Try using the microphone button on the right-hand side to run the context in the browser. The context will save, rebuild, and then start listening. After it displays “Listening for microphone input…”, say “tea, earl grey, hot”. You should see the following result:

Testing the context in the Console

You’ll notice that if you try saying something else, like “tell me a joke”, it won’t understand. This speech context is focused to handle the task at hand.

Click “Train”, select your platform, and then click “Train” to confirm.

Selecting the target platform for our model training

The model will complete training in about 5 seconds. You can download it via the “Models” tab. Extract the .rhn file from the Zip archive and move it to the replicator folder. Let’s rename it to replicator.rhn to match the code in the forthcoming gist.

Swapping Porcupine for Picovoice SDK

The Picovoice SDK for NodeJS includes Porcupine and Rhino as dependencies. It’s possible to use each engine individually, but the Picovoice SDK simplifies things by making a few assumptions about how to use them together.

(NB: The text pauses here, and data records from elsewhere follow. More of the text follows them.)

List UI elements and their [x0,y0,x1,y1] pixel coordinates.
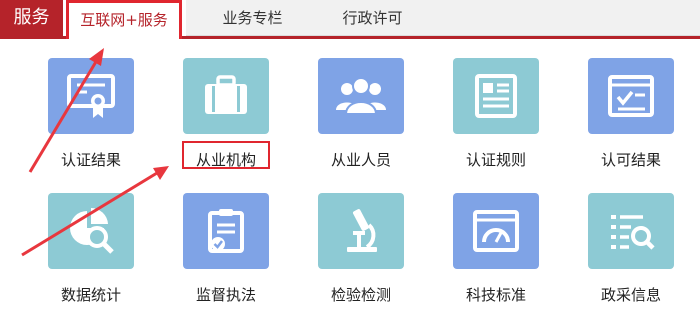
tile-label: 科技标准 [465,286,526,304]
section-tag: 服务 [0,0,63,36]
tile-icon-box [588,58,674,134]
tile-icon-box [183,58,269,134]
tile-data-statistics[interactable]: 数据统计 [41,193,141,305]
approval-window-icon [608,75,654,117]
tile-label: 从业人员 [330,151,391,169]
chart-magnifier-icon [70,207,114,254]
tile-government-procurement[interactable]: 政采信息 [581,193,681,305]
gauge-window-icon [473,210,519,252]
tile-icon-box [453,58,539,134]
tile-practitioners[interactable]: 从业人员 [311,58,411,170]
tile-inspection-testing[interactable]: 检验检测 [311,193,411,305]
list-search-icon [611,215,655,250]
tab-internet-plus-service[interactable]: 互联网+服务 [66,0,182,39]
tile-icon-box [183,193,269,269]
tile-certification-results[interactable]: 认证结果 [41,58,141,170]
tile-certification-rules[interactable]: 认证规则 [446,58,546,170]
tile-label: 认证结果 [60,151,121,169]
tile-technology-standards[interactable]: 科技标准 [446,193,546,305]
clipboard-check-icon [208,209,244,253]
tab-bar: 服务 互联网+服务 业务专栏 行政许可 [0,0,700,39]
tile-icon-box [588,193,674,269]
tile-label: 政采信息 [600,286,661,304]
tile-supervision-enforcement[interactable]: 监督执法 [176,193,276,305]
tile-label: 检验检测 [330,286,391,304]
tile-icon-box [453,193,539,269]
annotation-highlight-box [182,141,270,169]
annotation-arrowhead-label [153,166,169,180]
tile-label: 数据统计 [60,286,121,304]
tile-icon-box [318,193,404,269]
tile-label: 认可结果 [600,151,661,169]
rules-document-icon [475,74,517,118]
tab-business-column[interactable]: 业务专栏 [200,0,305,36]
tab-administrative-license[interactable]: 行政许可 [320,0,425,36]
tile-accreditation-results[interactable]: 认可结果 [581,58,681,170]
briefcase-icon [205,75,247,114]
tile-icon-box [318,58,404,134]
people-group-icon [336,77,386,115]
tile-icon-box [48,58,134,134]
certificate-icon [67,74,115,118]
tile-label: 监督执法 [195,286,256,304]
tile-label: 认证规则 [465,151,526,169]
tile-icon-box [48,193,134,269]
microscope-icon [347,209,377,252]
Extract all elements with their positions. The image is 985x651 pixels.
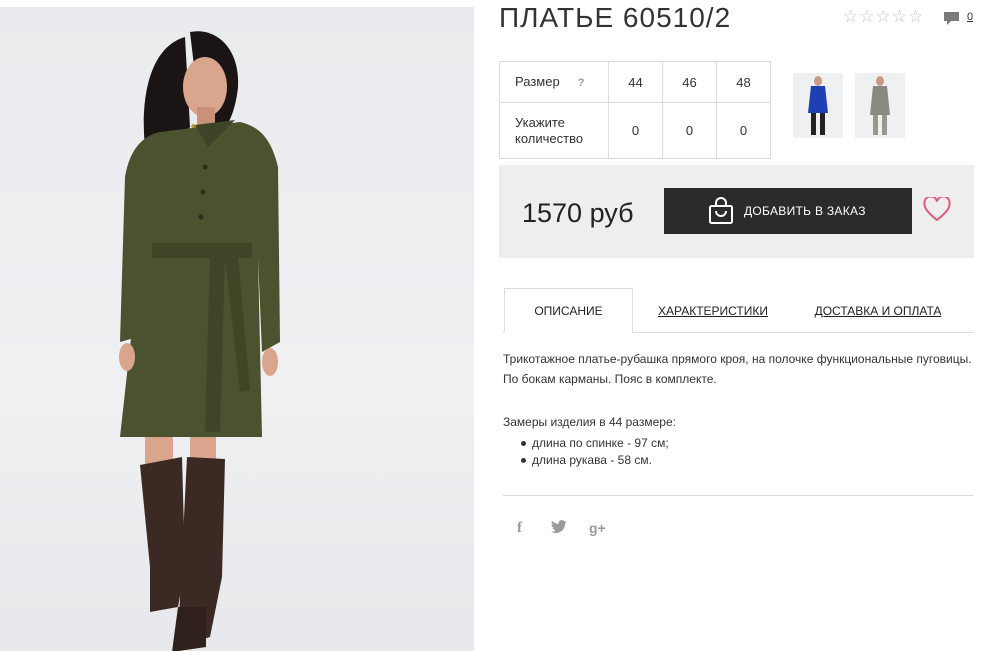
product-main-photo[interactable]	[0, 7, 474, 651]
comment-bubble-icon[interactable]	[943, 11, 960, 31]
tab-description[interactable]: ОПИСАНИЕ	[504, 288, 633, 333]
favorite-heart-icon[interactable]	[923, 195, 951, 227]
size-label: Размер	[515, 73, 560, 89]
rating-star-4-icon[interactable]: ☆	[892, 8, 907, 25]
gray-dress-thumbnail[interactable]	[855, 73, 905, 138]
quantity-input-46[interactable]: 0	[662, 102, 717, 159]
google-plus-icon[interactable]: g+	[589, 520, 606, 536]
rating-star-1-icon[interactable]: ☆	[843, 8, 858, 25]
size-quantity-table: Размер? 44 46 48 Укажите количество 0 0 …	[499, 61, 771, 159]
measures-title: Замеры изделия в 44 размере:	[503, 415, 676, 429]
quantity-label: Укажите количество	[499, 102, 609, 159]
comment-count-link[interactable]: 0	[967, 11, 973, 23]
quantity-input-48[interactable]: 0	[716, 102, 771, 159]
add-to-order-button[interactable]: ДОБАВИТЬ В ЗАКАЗ	[664, 188, 912, 234]
divider	[503, 495, 973, 496]
rating-star-2-icon[interactable]: ☆	[859, 8, 874, 25]
facebook-icon[interactable]: f	[517, 520, 522, 537]
blue-dress-thumbnail[interactable]	[793, 73, 843, 138]
product-tabs: ОПИСАНИЕ ХАРАКТЕРИСТИКИ ДОСТАВКА И ОПЛАТ…	[503, 288, 974, 333]
size-label-cell: Размер?	[499, 61, 609, 103]
measures-list: длина по спинке - 97 см; длина рукава - …	[518, 435, 669, 469]
twitter-icon[interactable]	[551, 520, 567, 537]
list-item: длина по спинке - 97 см;	[518, 435, 669, 452]
rating-stars[interactable]: ☆ ☆ ☆ ☆ ☆	[843, 8, 923, 25]
size-help-icon[interactable]: ?	[578, 77, 585, 89]
add-to-order-label: ДОБАВИТЬ В ЗАКАЗ	[744, 204, 866, 218]
product-price: 1570 руб	[522, 198, 634, 228]
rating-star-5-icon[interactable]: ☆	[908, 8, 923, 25]
size-48: 48	[716, 61, 771, 103]
model-illustration	[119, 31, 280, 651]
product-description: Трикотажное платье-рубашка прямого кроя,…	[503, 352, 972, 386]
rating-star-3-icon[interactable]: ☆	[876, 8, 891, 25]
shopping-bag-icon	[708, 197, 734, 225]
product-title: ПЛАТЬЕ 60510/2	[499, 2, 732, 33]
tab-characteristics[interactable]: ХАРАКТЕРИСТИКИ	[653, 288, 773, 333]
size-46: 46	[662, 61, 717, 103]
price-panel: 1570 руб ДОБАВИТЬ В ЗАКАЗ	[499, 165, 974, 258]
list-item: длина рукава - 58 см.	[518, 452, 669, 469]
tab-delivery-payment[interactable]: ДОСТАВКА И ОПЛАТА	[808, 288, 948, 333]
size-44: 44	[608, 61, 663, 103]
quantity-input-44[interactable]: 0	[608, 102, 663, 159]
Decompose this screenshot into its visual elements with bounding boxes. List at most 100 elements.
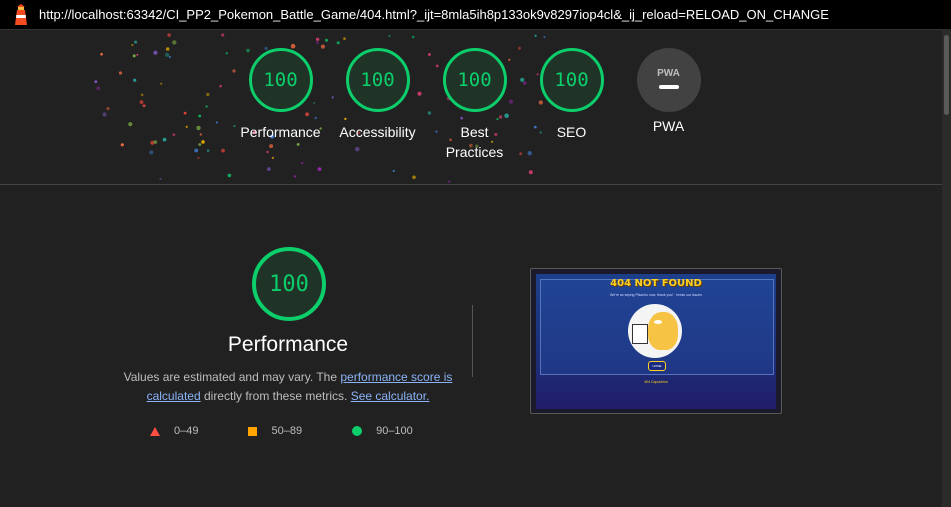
gauge-performance[interactable]: 100 Performance <box>232 48 329 162</box>
gauge-score: 100 <box>345 48 410 112</box>
confetti-dot <box>96 86 100 90</box>
scores-header: 100 Performance 100 Accessibility 100 Be… <box>0 30 942 185</box>
address-bar-url[interactable]: http://localhost:63342/CI_PP2_Pokemon_Ba… <box>39 7 829 22</box>
final-screenshot[interactable]: 404 NOT FOUND We're as wiping Pikachu no… <box>530 268 782 414</box>
confetti-dot <box>160 82 163 85</box>
confetti-dot <box>227 173 232 178</box>
confetti-dot <box>106 107 110 111</box>
description-text: Values are estimated and may vary. The <box>123 370 341 384</box>
confetti-dot <box>266 167 271 172</box>
confetti-dot <box>301 162 304 165</box>
gauge-accessibility[interactable]: 100 Accessibility <box>329 48 426 162</box>
gauge-pwa[interactable]: PWA PWA <box>620 48 717 162</box>
confetti-dot <box>201 140 205 144</box>
confetti-dot <box>343 37 346 40</box>
section-divider <box>472 305 473 377</box>
confetti-dot <box>165 47 170 51</box>
confetti-dot <box>136 53 139 56</box>
legend-range: 50–89 <box>271 425 303 437</box>
confetti-dot <box>132 54 136 58</box>
pwa-dash-icon <box>658 84 679 89</box>
confetti-dot <box>197 156 200 160</box>
duck-icon <box>648 312 678 350</box>
confetti-dot <box>388 35 391 38</box>
confetti-dot <box>315 37 320 41</box>
confetti-dot <box>172 40 177 45</box>
gauge-score: 100 <box>442 48 507 112</box>
gauge-label: Performance <box>240 124 321 140</box>
confetti-dot <box>196 125 201 131</box>
pass-circle-icon <box>352 426 363 436</box>
screenshot-footer: 404 Capuchino <box>644 380 668 384</box>
gauge-best-practices[interactable]: 100 Best Practices <box>426 48 523 162</box>
average-square-icon <box>248 426 258 436</box>
confetti-dot <box>172 133 176 137</box>
confetti-dot <box>120 143 124 147</box>
vertical-scrollbar[interactable] <box>942 29 951 507</box>
confetti-dot <box>448 180 451 183</box>
legend-range: 0–49 <box>174 425 199 437</box>
confetti-dot <box>392 169 395 173</box>
confetti-dot <box>317 167 322 172</box>
pwa-badge-text: PWA <box>657 67 680 79</box>
confetti-dot <box>118 71 123 75</box>
gauge-score: 100 <box>248 48 313 112</box>
fail-triangle-icon <box>150 426 160 436</box>
gauge-label: SEO <box>556 124 587 140</box>
confetti-dot <box>219 84 222 88</box>
confetti-dot <box>142 104 146 108</box>
confetti-dot <box>534 34 537 37</box>
pwa-badge-icon: PWA <box>636 48 701 112</box>
confetti-dot <box>131 43 134 47</box>
screenshot-title: 404 NOT FOUND <box>610 278 702 289</box>
confetti-dot <box>528 170 533 175</box>
confetti-dot <box>185 125 188 128</box>
browser-toolbar: http://localhost:63342/CI_PP2_Pokemon_Ba… <box>0 0 951 30</box>
score-gauges: 100 Performance 100 Accessibility 100 Be… <box>232 48 717 162</box>
gauge-label: PWA <box>652 118 685 134</box>
confetti-dot <box>165 52 170 57</box>
gauge-label: Accessibility <box>339 124 416 140</box>
duck-eye-icon <box>654 320 662 324</box>
confetti-dot <box>134 40 138 44</box>
screenshot-subtitle: We're as wiping Pikachu now, thank you! … <box>609 293 703 297</box>
confetti-dot <box>183 111 187 115</box>
confetti-dot <box>221 33 225 37</box>
confetti-dot <box>153 50 158 55</box>
scrollbar-thumb[interactable] <box>944 35 949 115</box>
legend-range: 90–100 <box>376 425 413 437</box>
lighthouse-icon <box>15 3 27 25</box>
confetti-dot <box>194 148 199 153</box>
confetti-dot <box>293 175 297 178</box>
confetti-dot <box>221 148 225 153</box>
confetti-dot <box>206 92 210 97</box>
confetti-dot <box>102 112 107 117</box>
confetti-dot <box>162 137 167 142</box>
confetti-dot <box>412 175 416 180</box>
gauge-label: Best Practices <box>445 124 504 160</box>
confetti-dot <box>543 36 546 39</box>
performance-section: 100 Performance Values are estimated and… <box>0 185 942 507</box>
confetti-dot <box>167 33 171 37</box>
confetti-dot <box>128 122 133 127</box>
performance-title: Performance <box>227 333 349 356</box>
confetti-dot <box>149 150 154 155</box>
description-text: directly from these metrics. <box>200 389 351 403</box>
confetti-dot <box>159 177 162 180</box>
gauge-seo[interactable]: 100 SEO <box>523 48 620 162</box>
legend-average: 50–89 <box>248 425 302 437</box>
see-calculator-link[interactable]: See calculator. <box>351 389 430 403</box>
score-legend: 0–49 50–89 90–100 <box>150 425 463 437</box>
legend-fail: 0–49 <box>150 425 198 437</box>
screenshot-page: 404 NOT FOUND We're as wiping Pikachu no… <box>536 274 776 409</box>
psyduck-image <box>628 304 682 358</box>
confetti-dot <box>94 80 98 84</box>
confetti-dot <box>215 121 218 124</box>
screenshot-home-button: HOME <box>648 361 666 371</box>
confetti-dot <box>205 105 208 108</box>
confetti-dot <box>139 100 144 105</box>
confetti-dot <box>198 114 202 118</box>
confetti-dot <box>206 149 210 152</box>
confetti-dot <box>199 133 202 136</box>
confetti-dot <box>153 140 158 144</box>
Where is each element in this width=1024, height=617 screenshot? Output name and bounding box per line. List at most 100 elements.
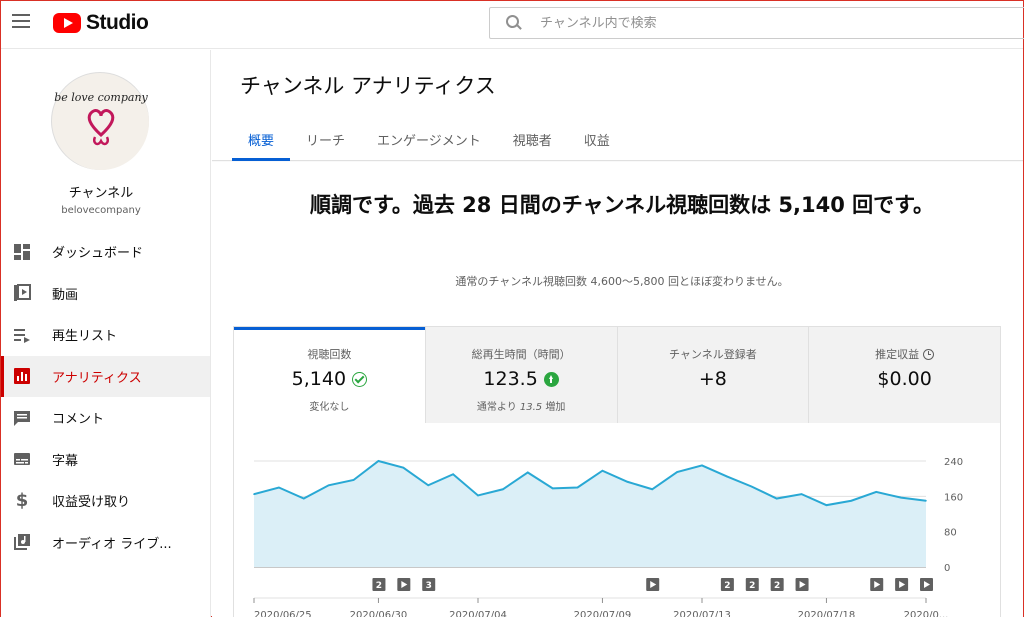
metric-subscribers[interactable]: チャンネル登録者 +8 bbox=[617, 327, 810, 423]
sidebar-item-label: 字幕 bbox=[52, 453, 79, 469]
chart-data-point bbox=[302, 497, 305, 500]
chart-data-point bbox=[551, 487, 554, 490]
sidebar-item-label: 再生リスト bbox=[52, 329, 118, 345]
chart-data-point bbox=[377, 460, 380, 462]
sidebar-item-subtitles[interactable]: 字幕 bbox=[1, 439, 210, 481]
chart-data-point bbox=[651, 488, 654, 491]
chart-data-point bbox=[825, 504, 828, 506]
overview-content: 順調です。過去 28 日間のチャンネル視聴回数は 5,140 回です。 通常のチ… bbox=[212, 162, 1023, 617]
audio-library-icon bbox=[12, 532, 32, 552]
tab-audience[interactable]: 視聴者 bbox=[497, 120, 568, 161]
video-icon bbox=[12, 283, 32, 303]
metric-subtext: 通常より 13.5 増加 bbox=[476, 402, 566, 413]
channel-handle: belovecompany bbox=[61, 205, 141, 216]
chart-data-point bbox=[253, 493, 255, 495]
avatar-logo-text: be love company bbox=[54, 91, 148, 104]
dollar-icon: $ bbox=[15, 490, 29, 512]
chart-y-tick-label: 240 bbox=[944, 457, 963, 468]
chart-data-point bbox=[327, 484, 330, 487]
metric-label: チャンネル登録者 bbox=[669, 348, 757, 361]
metric-subtext: 変化なし bbox=[309, 402, 350, 413]
summary-subline: 通常のチャンネル視聴回数 4,600～5,800 回とほぼ変わりません。 bbox=[455, 275, 789, 288]
chart-data-point bbox=[427, 484, 430, 487]
chart-data-point bbox=[502, 488, 504, 491]
chart-x-tick-label: 2020/07/18 bbox=[798, 610, 856, 617]
chart-data-point bbox=[750, 485, 753, 488]
chart-data-point bbox=[526, 471, 529, 474]
chart-area-fill bbox=[254, 461, 926, 567]
chart-x-tick-label: 2020/07/04 bbox=[449, 610, 507, 617]
marker-count-label: 2 bbox=[774, 581, 780, 591]
chart-data-point bbox=[676, 471, 678, 473]
chart-y-tick-label: 0 bbox=[944, 563, 950, 574]
youtube-logo-icon bbox=[53, 13, 81, 33]
metric-label: 視聴回数 bbox=[307, 348, 352, 361]
tab-engagement[interactable]: エンゲージメント bbox=[361, 120, 497, 161]
metric-revenue[interactable]: 推定収益 $0.00 bbox=[809, 327, 1000, 423]
chart-x-tick-label: 2020/06/25 bbox=[254, 610, 312, 617]
chart-data-point bbox=[850, 499, 853, 502]
clock-icon bbox=[923, 348, 935, 360]
chart-data-point bbox=[402, 466, 405, 469]
summary-headline: 順調です。過去 28 日間のチャンネル視聴回数は 5,140 回です。 bbox=[309, 193, 935, 217]
chart-data-point bbox=[452, 473, 454, 476]
chart-x-tick-label: 2020/06/30 bbox=[350, 610, 408, 617]
sidebar-item-label: オーディオ ライブ... bbox=[52, 536, 172, 552]
sidebar-item-label: 収益受け取り bbox=[52, 495, 131, 511]
studio-logo[interactable]: Studio bbox=[53, 11, 149, 35]
sidebar-item-audio-library[interactable]: オーディオ ライブ... bbox=[1, 522, 210, 564]
metric-tabs: 視聴回数 5,140 変化なし 総再生時間（時間） 123.5 通常より 13.… bbox=[234, 327, 1000, 423]
marker-count-label: 2 bbox=[749, 581, 755, 591]
metric-views[interactable]: 視聴回数 5,140 変化なし bbox=[234, 327, 426, 423]
chart-data-point bbox=[278, 486, 280, 489]
chart-x-tick-label: 2020/07/13 bbox=[673, 610, 731, 617]
views-chart: 240 160 80 0 2 3 2 2 2 2020/06/25 2020/06/30 2020/0… bbox=[234, 423, 1002, 617]
analytics-tabs: 概要 リーチ エンゲージメント 視聴者 収益 bbox=[232, 120, 626, 161]
metric-label: 推定収益 bbox=[809, 346, 1000, 362]
logo-text: Studio bbox=[86, 11, 149, 34]
metric-value: 123.5 bbox=[426, 368, 617, 390]
sidebar-item-videos[interactable]: 動画 bbox=[1, 273, 210, 315]
chart-svg: 240 160 80 0 2 3 2 2 2 2020/06/25 2020/06/30 2020/0… bbox=[253, 457, 963, 617]
arrow-up-icon bbox=[543, 371, 559, 387]
sidebar-item-monetization[interactable]: $ 収益受け取り bbox=[1, 480, 210, 522]
chart-data-point bbox=[900, 496, 902, 499]
sidebar: be love company チャンネル belovecompany ダッシュ… bbox=[1, 50, 211, 617]
marker-count-label: 2 bbox=[376, 581, 382, 591]
metric-value: $0.00 bbox=[877, 368, 932, 390]
channel-avatar[interactable]: be love company bbox=[51, 72, 149, 170]
search-icon[interactable] bbox=[506, 15, 522, 31]
chart-x-tick-label: 2020/0... bbox=[904, 610, 949, 617]
search-box[interactable] bbox=[489, 7, 1024, 39]
chart-data-point bbox=[601, 469, 604, 472]
chart-data-point bbox=[726, 475, 728, 478]
sidebar-item-label: ダッシュボード bbox=[52, 246, 144, 262]
metrics-card: 視聴回数 5,140 変化なし 総再生時間（時間） 123.5 通常より 13.… bbox=[233, 326, 1001, 617]
playlist-icon bbox=[12, 325, 32, 345]
chart-data-point bbox=[800, 493, 803, 495]
sidebar-item-playlists[interactable]: 再生リスト bbox=[1, 314, 210, 356]
sidebar-item-analytics[interactable]: アナリティクス bbox=[1, 355, 210, 397]
sidebar-item-comments[interactable]: コメント bbox=[1, 397, 210, 439]
metric-value: +8 bbox=[698, 368, 727, 390]
channel-name: チャンネル bbox=[68, 186, 134, 201]
tab-revenue[interactable]: 収益 bbox=[568, 120, 626, 161]
tab-overview[interactable]: 概要 bbox=[232, 120, 291, 161]
search-input[interactable] bbox=[540, 15, 960, 31]
chart-data-point bbox=[701, 464, 703, 467]
check-circle-icon bbox=[352, 371, 368, 387]
sidebar-item-dashboard[interactable]: ダッシュボード bbox=[1, 231, 210, 273]
avatar-logo-icon: be love company bbox=[53, 74, 149, 170]
hamburger-menu-icon[interactable] bbox=[12, 14, 30, 32]
sidebar-item-label: 動画 bbox=[52, 287, 79, 303]
chart-data-point bbox=[477, 494, 479, 497]
comment-icon bbox=[12, 408, 32, 428]
metric-value: 5,140 bbox=[234, 368, 425, 390]
sidebar-item-label: コメント bbox=[52, 412, 105, 428]
metric-label: 総再生時間（時間） bbox=[471, 348, 571, 361]
top-header: Studio bbox=[1, 1, 1024, 49]
metric-watch-time[interactable]: 総再生時間（時間） 123.5 通常より 13.5 増加 bbox=[425, 327, 618, 423]
tab-reach[interactable]: リーチ bbox=[290, 120, 361, 161]
main-area: チャンネル アナリティクス 概要 リーチ エンゲージメント 視聴者 収益 順調で… bbox=[212, 50, 1023, 617]
sidebar-nav: ダッシュボード 動画 再生リスト アナリティクス コメント 字幕 $ 収益受け取… bbox=[1, 231, 210, 563]
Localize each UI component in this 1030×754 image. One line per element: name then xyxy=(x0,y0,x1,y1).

Swap out the Porcupine dependency for Picovoice:

npm remove @picovoice/porcupine-node
npm install @picovoice/picovoice-node

Update index.js with this updated gist that uses the Picovoice SDK:

Using the Picovoice SDK for NodeJS to handle both “Computer” and beverage choice

Make sure to replace ${ACCESS_KEY} with your AccessKey, which can be obtained using Picovoice Console as mentioned in Part 1.

Running the demo

Let’s try running the upgraded demo:

$ node index
Listening for 'COMPUTER'...
Press ctrl+c to exit.
Detected 'COMPUTER'
What beverage would you like?
context:
expressions:
makeTea:
- tea $flavor:flavor $temperature:temp
slots:
flavor:
- orange pekoe
- green
- jasmine
- black
- earl grey
temperature:
- cold
- cool
- warm
- toasty
- hot
macros: {}
Inference:
{
isUnderstood: true,
intent: 'makeTea',
slots: { flavor: 'earl grey', temp: 'hot' }
}

Thus, we have our basic replicator voice interface. The application will automatically switch back to listening for “Computer”, so you can try out different combinations if hot earl grey isn’t your favorite.

Inference:
{
isUnderstood: true,
intent: 'makeTea',
slots: { flavor: 'green', temp: 'toasty' }
}

Understanding the Code

The Picovoice SDK offers more abstraction on top of the underlying Porcupine and Rhino engines.

We provide the Picovoice constructor with callback functions for wake word and inference events:

const porcupineCallback = keyword => {
console.log(`Detected 'COMPUTER'`);
console.log(`What beverage would you like?`);
console.log(picovoice.contextInfo)
}
const rhinoCallback = inference => {
console.log("Inference:")
console.log(inference)
console.log()
console.log()
console.log(`Listening for 'COMPUTER'...`);
}
const picovoice = new Picovoice(
"${ACCESS_KEY}",
BuiltinKeyword.COMPUTER,
porcupineCallback,
contextPath,
rhinoCallback
);

We’re also printing out the “contextInfo”, which is the source YAML we used to create the context, as a cheat sheet for which commands it understands.

From here, you can boldly go and create your own Voice UI and run it with the Picovoice SDK for NodeJS.

--

--